La inocencia es ese estado puro del Ser que vamos perdiendo a medida que crecemos. De hecho, está mal visto ser demasiado inocente cuando eres un adulto hecho y derecho, sensato, serio y formal.
Ser inocente es una condición infantil que se ridiculiza cuando dejas de ser niño y que, por ende, dura muy poco mientras eres niño.
Ser inocente es estar abierto a la magia, al milagro, a la maravilla. Ser inocente es ser creador de realidades, es ser dueño de tu vida. Imaginar y hacer posible un mundo lleno de ilusión y felicidad.
Ser inocente es poder enfadarse y que se te pase al segundo. Perdonar sin saber que perdonas, disculpar sin tener que pedir disculpas. Olvidarte del tiempo y el espacio. Vivir, en definitiva, en el Aquí y el Ahorra.
Ser inocente es recordar que somos un pedacito de Dios capaces de cualquier cosa.
Ser inocente es ser poderosos y coherentes, equilibrados y amorosos con nosotros mismos y en consecuencia reflejar ese equilibrio maravilloso en cada cosa que hagamos y digamos.

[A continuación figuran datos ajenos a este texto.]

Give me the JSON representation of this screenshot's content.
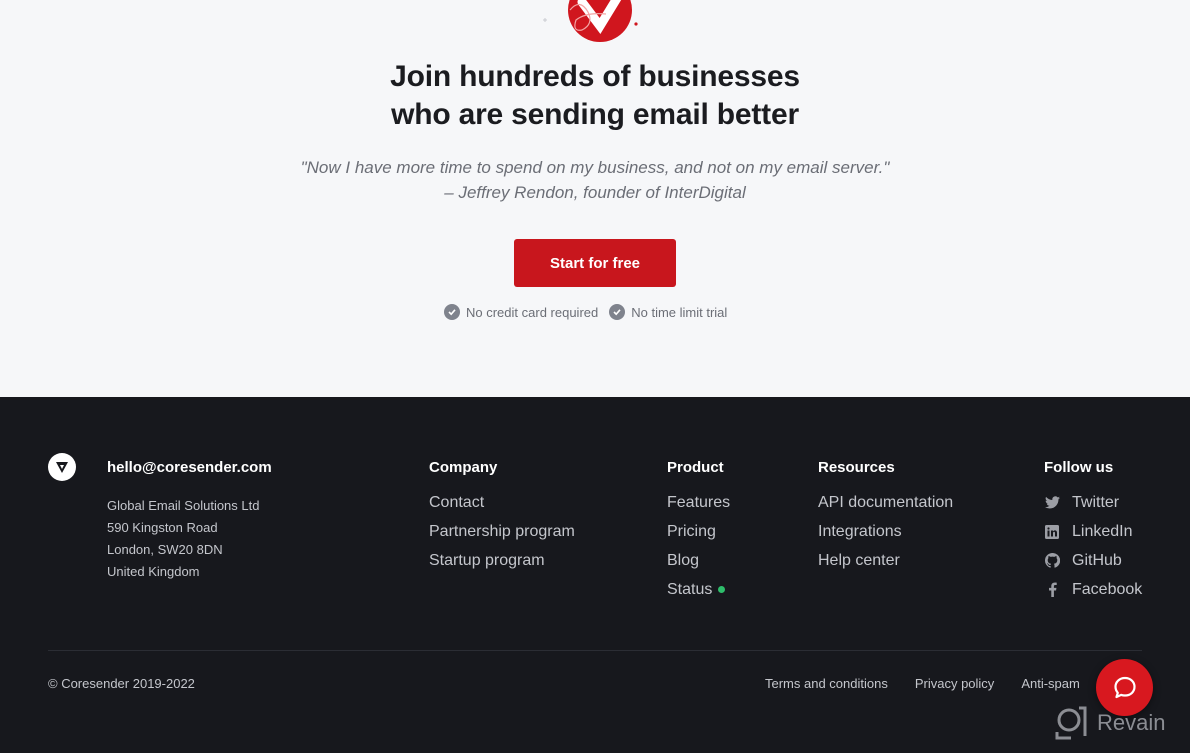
{
  "cta": {
    "title_line1": "Join hundreds of businesses",
    "title_line2": "who are sending email better",
    "quote": "\"Now I have more time to spend on my business, and not on my email server.\"",
    "attribution": "– Jeffrey Rendon, founder of InterDigital",
    "start_button": "Start for free",
    "perks": [
      "No credit card required",
      "No time limit trial"
    ]
  },
  "footer": {
    "email": "hello@coresender.com",
    "address": [
      "Global Email Solutions Ltd",
      "590 Kingston Road",
      "London, SW20 8DN",
      "United Kingdom"
    ],
    "company": {
      "title": "Company",
      "links": [
        "Contact",
        "Partnership program",
        "Startup program"
      ]
    },
    "product": {
      "title": "Product",
      "links": [
        "Features",
        "Pricing",
        "Blog",
        "Status"
      ],
      "status_color": "#2ebd6b"
    },
    "resources": {
      "title": "Resources",
      "links": [
        "API documentation",
        "Integrations",
        "Help center"
      ]
    },
    "follow": {
      "title": "Follow us",
      "links": [
        {
          "label": "Twitter",
          "icon": "twitter-icon"
        },
        {
          "label": "LinkedIn",
          "icon": "linkedin-icon"
        },
        {
          "label": "GitHub",
          "icon": "github-icon"
        },
        {
          "label": "Facebook",
          "icon": "facebook-icon"
        }
      ]
    },
    "copyright": "© Coresender 2019-2022",
    "legal": [
      "Terms and conditions",
      "Privacy policy",
      "Anti-spam"
    ]
  },
  "widgets": {
    "chat_icon": "chat-bubble-icon",
    "watermark": "Revain"
  },
  "colors": {
    "brand_red": "#c8161d",
    "footer_bg": "#17181d",
    "page_bg": "#f6f7f9"
  }
}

Sólo los niños son inocentes y los adultos nos olvidamos de que lo fuimos. Olvidamos esa felicidad que no se compra con dinero, sino con Amor y Tiempo.
Olvidamos que la seguridad no la da la mente sino el corazón.
Olvidamos que éramos dioses.
Olvidamos nuestro verdadero Ser.
Recuperar la inocencia es el camino para llegar a la paz.
Recuperar la inocencia es una misión, una necesidad en tiempos de control y miedo.
El inocente no es tonto, ni insensato. El inocente confía en si mismo y en la vida y por eso es dueño de su destino.
El inocente es el mismísimo Dios encarnado. El inocente es un niño que conserva sus alas intactas y sabe que puede volar por el infinito mundo de las posibilidades.